Selangor’s religious authorities may continue the controversial “witch hunt” for bibles containing the word “Allah” in their desire to cement the state enactment that empowers them to do so, said one legal expert.
Civil rights lawyer Andrew Khoo expressed concern that the Selangor Non-Islamic Religions (Control of Propagation Among Muslims) Enactment 1988 may continue to be “abused and misused” until its constitutionality can be tested in a court of law.
“I don’t think they will stop until they get a conviction under the enactment. Because you can see they are being frustrated by AG’s refusal to press charges and they are going to find some other individual to arrest and charge,” Khoo told The Malay Mail Online when contacted.
Khoo was referring to the Attorney-General’s (AG) decision last week not to prosecute the Bible Society of Malaysia (BSM) over the possession of bibles containing the word “Allah”.
He believes the Selangor Islamic Religious Council (Mais) and its enforcement arm, the Selangor Islamic Religious Department (Jais) are now intent on getting their day in court by going after other individuals.
Mais may be trying to provoke a situation with circumstances that differ from BSM’s case and one where the “AG may agree there ought to be a prosecution”, he asserted.
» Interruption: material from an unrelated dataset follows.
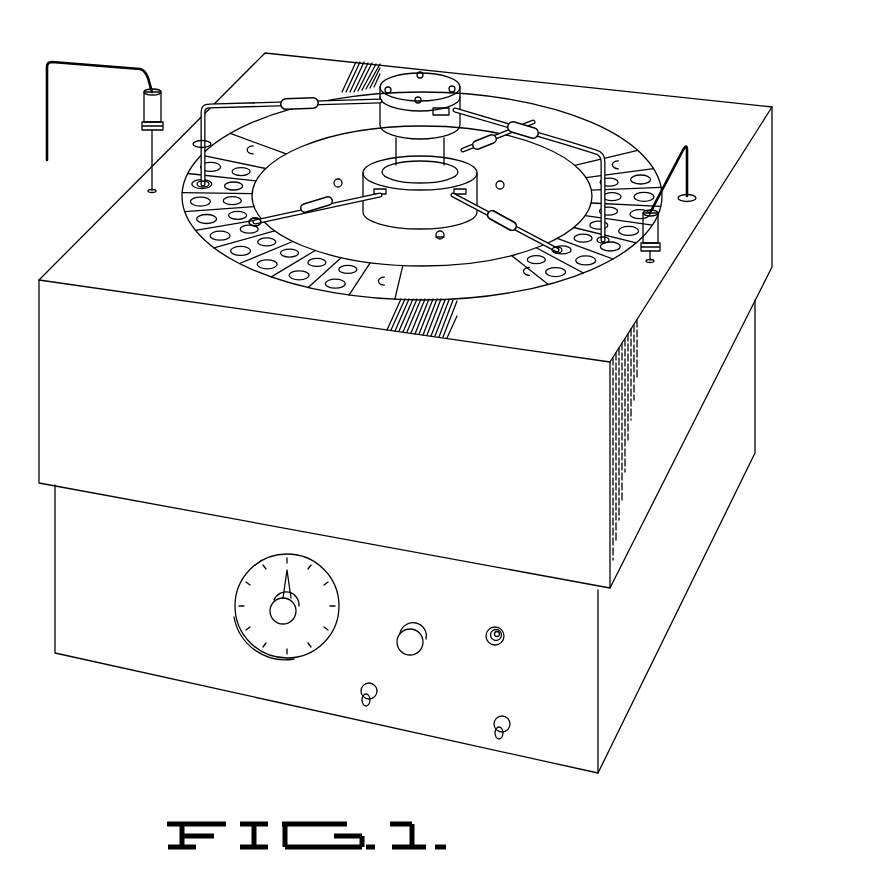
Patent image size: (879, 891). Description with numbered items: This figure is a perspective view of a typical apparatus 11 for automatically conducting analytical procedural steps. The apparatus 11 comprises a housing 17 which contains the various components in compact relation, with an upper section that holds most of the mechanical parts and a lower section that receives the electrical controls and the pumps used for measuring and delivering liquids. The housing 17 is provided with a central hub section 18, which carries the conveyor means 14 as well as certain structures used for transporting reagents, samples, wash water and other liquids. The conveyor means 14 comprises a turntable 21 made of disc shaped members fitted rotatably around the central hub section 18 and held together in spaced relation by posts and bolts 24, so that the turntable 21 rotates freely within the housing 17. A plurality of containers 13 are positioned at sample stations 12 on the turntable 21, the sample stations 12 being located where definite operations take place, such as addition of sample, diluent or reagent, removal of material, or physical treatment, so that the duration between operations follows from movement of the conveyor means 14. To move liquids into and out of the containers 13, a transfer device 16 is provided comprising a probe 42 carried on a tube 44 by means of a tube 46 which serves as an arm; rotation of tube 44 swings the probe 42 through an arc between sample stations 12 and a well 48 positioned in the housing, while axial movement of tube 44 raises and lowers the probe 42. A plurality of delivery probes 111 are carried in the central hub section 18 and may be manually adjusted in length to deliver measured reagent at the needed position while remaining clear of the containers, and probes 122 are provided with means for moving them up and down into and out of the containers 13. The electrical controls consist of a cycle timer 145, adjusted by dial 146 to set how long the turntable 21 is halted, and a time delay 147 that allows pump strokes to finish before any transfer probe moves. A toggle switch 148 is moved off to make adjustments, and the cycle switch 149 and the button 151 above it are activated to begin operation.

On Wednesday, news portal The Malaysian Insider reported Mais chairman Datuk Mohamad Adzib Mohd Isa as saying that the state religious bodies will continue seizing bibles containing the word “Allah” and arrest those who distribute them.
Khoo described the statement by Mais as an “aggressive and provocative” act.
“This is basically a threatening of the religious freedom of BM speaking Christians because you are basically telling them that the use of BM bibles is going to get them into trouble”.
He suggested that the AG had foreseen Mais’s intent when he said that Section 9 of the 1988 enactment ― which prohibits a person from using a list of 35 Arabic words and phrases including “Allah” for non-Muslim religions ― did not cover the religious text of Christians.
Lawyers have argued that Section 9 was in breach of the Federal Constitution’s Article 11 (4) as the clause in the 1988 enactment is worded too broadly and does not limit the ban to propagation to Muslims.
Although Article 11 guarantees the religious freedom including the right to regulate one’s faith, it is subject to Article 11(4) that allows states to make laws to control the propagation of other faiths to Muslims.
Despite the controversy that such enforcement attracts, two other lawyers said the Selangor religious bodies can continue seizing bibles containing the word “Allah” in the state despite the AG’s decision in the BSM case.
They will remain empowered to do so until someone successfully challenges the validity of the 1988 state law that Jais says empowers them to confiscate publications with the Arabic word for God.
Despite concerns, civil rights lawyer Nizam Bashir viewed Mais’s statement as mere “posturing” and a “warning” following the Christian community’s insistence that it will continue to use the word “Allah” in their worship.
“The thing is the relevant enactment still stands till today. So the relevant authorities can act on it until a court holds that enactment as unconstitutional. Until then, each seizure has to be decided on its own merits,” he told The Malay Mail Online when contacted.
In some countries like the US, a statement by the AG can be seen as a “policy” on prosecution for similar cases in the future instead of being applicable to a specific case, but this would also have to be argued in courts, Nizam said.
But although Nizam said the enactment allowed the seizure of bibles, he questioned if Jais officers were the proper authority to enforce the law.
He argued that for non-Muslim entities including BSM, the seizure of publications that are allegedly in breach of the state law should be done by police officers instead of Jais.
A third civil liberties lawyer, Syahredzan Johan, also said the AG’s decision in the BSM case would not affect future bible seizures by Jais as it was specific and “cannot be precedent” for other future instances.
On the face of the 1988 law, Jais officers would still have the power to seize bibles containing the word “Allah”, he said.
“If there’s no propagation, they can still investigate and when necessary arrest if they have reasonable belief that there’s propagation,” he said, adding that whether such acts are “reasonable” would be a separate issue.
Syahredzan noted that although the 1988 enactment does not expressly name Jais as having the authority to enforce the state law, but said they would be exercising their powers as “certified officers” under that law.
Syahredzan said that if the Selangor government was reluctant to amend the 1988 law, they could still replace Jais’ role in enforcing this law with a secular state agency that would be directly “accountable” to the state government.
Saying that this approach would be “less confrontational” instead of having a religious body from one religion carry out investigations and seizures, he also clarified that this should not affect the actual functions of Jais and Mais on Islam.
Jais seized 321 bibles Malay and Iban language bibles that contained the word “Allah” during raid on BSM’s office in Petaling Jaya on January 2.